Mientras en la Plaza de los Dos Congresos se congregaban medio millón de trabajadores en repudio al DNU y la Ley Ómnibus de Javier Milei, el gobierno se vio obligado a suspender la sesión prevista para este jueves por no contar todavía con los votos necesarios para la aprobación de la ley.

A pesar de que en la madrugada del miércoles el oficialismo había hecho un simulacro de triunfo legislativo logrando dictamen del proyecto, con el correr de las horas se desató un verdadero escándalo cuando el supuesto dictamen firmado por los legisladores no aparecía por ningún lado. Para peor, cuando finalmente apareció, se le habían realizado modificaciones de manera irregular. Hasta la «oposición» más dialoguista que pretende colaborar con sus votos tuvo que frenar el bochornoso (e ilegal) operativo.

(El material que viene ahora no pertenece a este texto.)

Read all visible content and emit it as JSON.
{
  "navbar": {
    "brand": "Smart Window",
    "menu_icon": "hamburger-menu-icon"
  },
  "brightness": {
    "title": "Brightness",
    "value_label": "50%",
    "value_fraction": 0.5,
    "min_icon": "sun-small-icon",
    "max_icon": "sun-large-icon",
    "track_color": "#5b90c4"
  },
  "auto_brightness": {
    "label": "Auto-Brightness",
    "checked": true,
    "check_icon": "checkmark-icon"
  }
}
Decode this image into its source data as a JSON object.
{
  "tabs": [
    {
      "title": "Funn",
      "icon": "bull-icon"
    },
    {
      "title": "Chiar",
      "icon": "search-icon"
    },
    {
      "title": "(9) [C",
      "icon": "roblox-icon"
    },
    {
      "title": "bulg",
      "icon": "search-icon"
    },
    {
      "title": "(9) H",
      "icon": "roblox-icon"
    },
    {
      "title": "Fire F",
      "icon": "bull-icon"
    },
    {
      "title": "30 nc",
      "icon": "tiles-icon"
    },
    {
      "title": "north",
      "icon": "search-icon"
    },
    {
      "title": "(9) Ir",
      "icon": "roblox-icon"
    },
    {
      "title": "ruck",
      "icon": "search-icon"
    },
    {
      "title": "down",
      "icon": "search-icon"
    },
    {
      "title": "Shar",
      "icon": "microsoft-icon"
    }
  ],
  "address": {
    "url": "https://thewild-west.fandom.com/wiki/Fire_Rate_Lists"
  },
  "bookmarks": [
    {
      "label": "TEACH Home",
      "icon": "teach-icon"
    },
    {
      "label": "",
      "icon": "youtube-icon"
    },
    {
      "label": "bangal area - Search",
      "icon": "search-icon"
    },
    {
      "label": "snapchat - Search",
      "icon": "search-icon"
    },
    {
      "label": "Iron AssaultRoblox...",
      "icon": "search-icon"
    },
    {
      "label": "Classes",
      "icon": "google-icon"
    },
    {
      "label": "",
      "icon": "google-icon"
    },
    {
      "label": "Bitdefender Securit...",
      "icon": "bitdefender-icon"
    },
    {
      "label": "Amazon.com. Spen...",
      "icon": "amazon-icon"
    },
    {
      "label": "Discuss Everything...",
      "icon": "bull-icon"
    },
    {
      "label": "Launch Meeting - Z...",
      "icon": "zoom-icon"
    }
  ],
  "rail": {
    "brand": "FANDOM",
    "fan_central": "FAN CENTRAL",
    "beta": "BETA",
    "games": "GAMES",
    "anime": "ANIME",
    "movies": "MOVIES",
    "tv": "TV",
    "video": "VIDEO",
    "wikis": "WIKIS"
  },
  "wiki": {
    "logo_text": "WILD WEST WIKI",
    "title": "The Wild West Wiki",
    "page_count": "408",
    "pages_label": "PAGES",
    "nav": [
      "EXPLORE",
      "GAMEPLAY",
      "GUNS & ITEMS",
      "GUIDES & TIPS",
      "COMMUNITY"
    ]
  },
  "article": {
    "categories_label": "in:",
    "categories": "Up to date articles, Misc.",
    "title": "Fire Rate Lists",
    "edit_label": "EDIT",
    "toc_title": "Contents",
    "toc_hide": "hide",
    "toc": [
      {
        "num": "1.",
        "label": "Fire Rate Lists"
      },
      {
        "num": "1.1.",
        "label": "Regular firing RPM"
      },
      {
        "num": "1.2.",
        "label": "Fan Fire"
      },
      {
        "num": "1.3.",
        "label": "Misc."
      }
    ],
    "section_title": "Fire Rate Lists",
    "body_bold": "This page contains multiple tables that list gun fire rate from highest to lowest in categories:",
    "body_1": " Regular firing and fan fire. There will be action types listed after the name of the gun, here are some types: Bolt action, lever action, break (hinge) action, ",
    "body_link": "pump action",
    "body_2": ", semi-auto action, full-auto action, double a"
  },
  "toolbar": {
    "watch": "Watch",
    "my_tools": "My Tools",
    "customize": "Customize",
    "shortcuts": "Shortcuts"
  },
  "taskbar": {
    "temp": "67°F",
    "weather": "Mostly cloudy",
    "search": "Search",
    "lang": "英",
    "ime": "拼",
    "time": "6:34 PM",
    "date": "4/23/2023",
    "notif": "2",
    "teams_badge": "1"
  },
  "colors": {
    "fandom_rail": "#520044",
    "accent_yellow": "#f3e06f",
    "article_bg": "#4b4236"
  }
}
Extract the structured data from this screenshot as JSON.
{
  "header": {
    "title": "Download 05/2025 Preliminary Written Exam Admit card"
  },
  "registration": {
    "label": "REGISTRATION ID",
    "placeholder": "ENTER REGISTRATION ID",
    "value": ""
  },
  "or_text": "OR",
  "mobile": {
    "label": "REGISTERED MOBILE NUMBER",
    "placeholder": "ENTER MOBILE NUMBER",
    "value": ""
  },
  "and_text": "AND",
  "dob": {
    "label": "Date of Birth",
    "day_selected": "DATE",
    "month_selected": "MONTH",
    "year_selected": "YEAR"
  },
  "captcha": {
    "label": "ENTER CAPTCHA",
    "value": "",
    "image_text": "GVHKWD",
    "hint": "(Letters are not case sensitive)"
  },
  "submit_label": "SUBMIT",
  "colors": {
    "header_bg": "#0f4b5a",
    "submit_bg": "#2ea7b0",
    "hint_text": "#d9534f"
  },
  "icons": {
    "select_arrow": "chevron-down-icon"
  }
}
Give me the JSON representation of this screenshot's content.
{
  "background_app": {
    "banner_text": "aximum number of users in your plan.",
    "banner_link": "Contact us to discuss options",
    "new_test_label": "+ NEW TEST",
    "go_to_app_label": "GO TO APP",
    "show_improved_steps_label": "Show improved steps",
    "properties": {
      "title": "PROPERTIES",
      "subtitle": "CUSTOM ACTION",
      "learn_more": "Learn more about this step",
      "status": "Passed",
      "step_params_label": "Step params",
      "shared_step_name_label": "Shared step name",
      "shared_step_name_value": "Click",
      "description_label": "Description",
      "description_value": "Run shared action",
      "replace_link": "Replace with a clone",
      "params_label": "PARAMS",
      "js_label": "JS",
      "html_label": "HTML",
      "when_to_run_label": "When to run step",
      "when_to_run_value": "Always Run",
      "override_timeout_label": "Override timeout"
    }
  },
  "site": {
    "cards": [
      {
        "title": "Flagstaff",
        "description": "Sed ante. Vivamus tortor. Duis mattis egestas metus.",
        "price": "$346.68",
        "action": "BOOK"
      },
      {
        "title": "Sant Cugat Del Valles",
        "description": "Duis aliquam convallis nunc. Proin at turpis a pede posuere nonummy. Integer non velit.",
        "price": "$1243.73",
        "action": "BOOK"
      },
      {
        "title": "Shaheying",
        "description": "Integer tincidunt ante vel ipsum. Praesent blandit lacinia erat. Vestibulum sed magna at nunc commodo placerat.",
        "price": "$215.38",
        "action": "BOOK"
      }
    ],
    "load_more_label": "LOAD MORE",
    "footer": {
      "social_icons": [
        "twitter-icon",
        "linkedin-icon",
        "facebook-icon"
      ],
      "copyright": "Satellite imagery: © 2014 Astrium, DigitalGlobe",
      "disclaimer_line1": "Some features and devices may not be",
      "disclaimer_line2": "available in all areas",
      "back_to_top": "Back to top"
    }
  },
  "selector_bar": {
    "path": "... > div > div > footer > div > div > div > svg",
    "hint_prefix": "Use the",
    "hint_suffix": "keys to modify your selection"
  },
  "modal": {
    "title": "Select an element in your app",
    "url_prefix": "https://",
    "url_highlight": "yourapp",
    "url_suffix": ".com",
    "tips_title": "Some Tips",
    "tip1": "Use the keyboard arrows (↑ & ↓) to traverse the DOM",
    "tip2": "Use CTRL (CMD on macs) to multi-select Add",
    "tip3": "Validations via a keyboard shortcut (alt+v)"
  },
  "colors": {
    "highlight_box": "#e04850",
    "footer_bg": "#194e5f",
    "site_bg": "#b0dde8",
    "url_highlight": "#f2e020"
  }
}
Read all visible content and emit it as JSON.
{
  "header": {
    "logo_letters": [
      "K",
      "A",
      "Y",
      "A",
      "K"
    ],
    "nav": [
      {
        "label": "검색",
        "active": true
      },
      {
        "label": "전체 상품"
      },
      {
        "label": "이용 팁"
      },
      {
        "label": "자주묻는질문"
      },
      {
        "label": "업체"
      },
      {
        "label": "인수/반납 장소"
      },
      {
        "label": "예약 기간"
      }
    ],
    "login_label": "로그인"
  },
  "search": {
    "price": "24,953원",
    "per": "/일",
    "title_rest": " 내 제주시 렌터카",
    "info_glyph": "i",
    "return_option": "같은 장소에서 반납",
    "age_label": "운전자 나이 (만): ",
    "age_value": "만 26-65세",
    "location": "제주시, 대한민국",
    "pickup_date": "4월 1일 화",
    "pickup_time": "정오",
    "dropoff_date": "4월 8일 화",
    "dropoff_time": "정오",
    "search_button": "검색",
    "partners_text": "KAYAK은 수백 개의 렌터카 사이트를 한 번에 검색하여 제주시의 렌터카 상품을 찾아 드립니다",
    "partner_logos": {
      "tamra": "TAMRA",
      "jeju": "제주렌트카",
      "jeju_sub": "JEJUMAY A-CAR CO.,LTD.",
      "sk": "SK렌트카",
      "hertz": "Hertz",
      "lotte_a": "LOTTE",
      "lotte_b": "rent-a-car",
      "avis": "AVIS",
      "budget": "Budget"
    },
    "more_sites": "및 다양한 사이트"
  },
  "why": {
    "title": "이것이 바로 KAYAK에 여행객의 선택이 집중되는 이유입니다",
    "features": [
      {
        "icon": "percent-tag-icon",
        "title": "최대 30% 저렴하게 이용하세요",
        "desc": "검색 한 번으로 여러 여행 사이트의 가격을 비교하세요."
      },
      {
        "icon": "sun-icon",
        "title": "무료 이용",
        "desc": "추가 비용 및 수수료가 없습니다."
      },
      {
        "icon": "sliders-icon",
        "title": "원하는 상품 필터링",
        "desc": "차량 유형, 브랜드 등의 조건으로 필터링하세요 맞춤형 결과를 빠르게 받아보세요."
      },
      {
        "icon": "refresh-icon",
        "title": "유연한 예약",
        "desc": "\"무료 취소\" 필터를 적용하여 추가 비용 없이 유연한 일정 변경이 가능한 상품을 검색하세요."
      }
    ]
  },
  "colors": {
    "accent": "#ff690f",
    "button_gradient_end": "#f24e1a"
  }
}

Según trascendió en algunos medios, el «nuevo» dictamen habría sido reescrito por la madrugada en un departamento de Recoleta, por un grupo muy reducido de legisladores de cada uno de los bloques. Es el summum de lo casta.

Es que el oficialismo sólo había logrado reunir 20 firmas (18 de LLA y 2 del PRO), mientras que las 34 restantes habían sido firmas «en disidencia parcial», en dos puntos clave para el paquete fiscal que busca aprobar el gobierno, en referencia a las jubilaciones y las retenciones.

Este dictamen trucho para lo único que le sirvió fue para evitar lo que hubiera sido una humillante derrota parlamentaria si el bloque de Unión por la Patria conseguía dictamen propio, de rechazo a la Ley. Pero aun así al oficialismo no le alcanza para darle media sanción al proyecto cuando se trate en el recinto.

El gobierno intentó minimizar el impacto del paro general, pero lo cierto es que la confirmación de que se suspendía la sesión en medio de la jornada huelguística y la masiva movilización tuvo un efecto moralizador para los millones de trabajadores que se sumaron a la acción en todo el país.

Que este cachivache legislativo explote justo en simultáneo con el paro tampoco es casualidad: lo de ayer fue sólo una primera muestra de la fuerza de la clase obrera en caso de que continúen la avanzada reaccionaria y los ataques contra los trabajadores. Para el gobierno fue una primer «mini-crisis» política: la plaza reventada de laburantes, la sesión caída y las negociaciones con los demás bloques más estancadas que otra cosa. Entonces decidieron poner a twittear a «Toto» Caputo, con vaya a saber qué autoridad política, a explícitamente amenazar a los gobernadores con que, si no aparecen los votos para la Ley ómnibus, se recortarán partidas destinadas a las provincias. Los gobernadores de Córdoba y Santa Fe, que les encantaría poder colaborar más fluidamente con Milei, no lo tomaron muy bien.

Para empeorarle las cosas al oficialismo, el paro también tuvo impacto en el frente judicial: mientras una jueza de primera instancia confirmó la suspensión de la reforma laboral que Milei intentó meter por DNU, pocas horas después la justicia hizo lugar a una apelación que suspende el aumento de boleto de colectivo que el gobierno pretendía hacer regir desde el 1 de febrero.

Un miércoles plagado de pequeñas e incipientes derrotas políticas para el oficialismo signadas por el color y la fuerza de miles de trabajadores en las calles.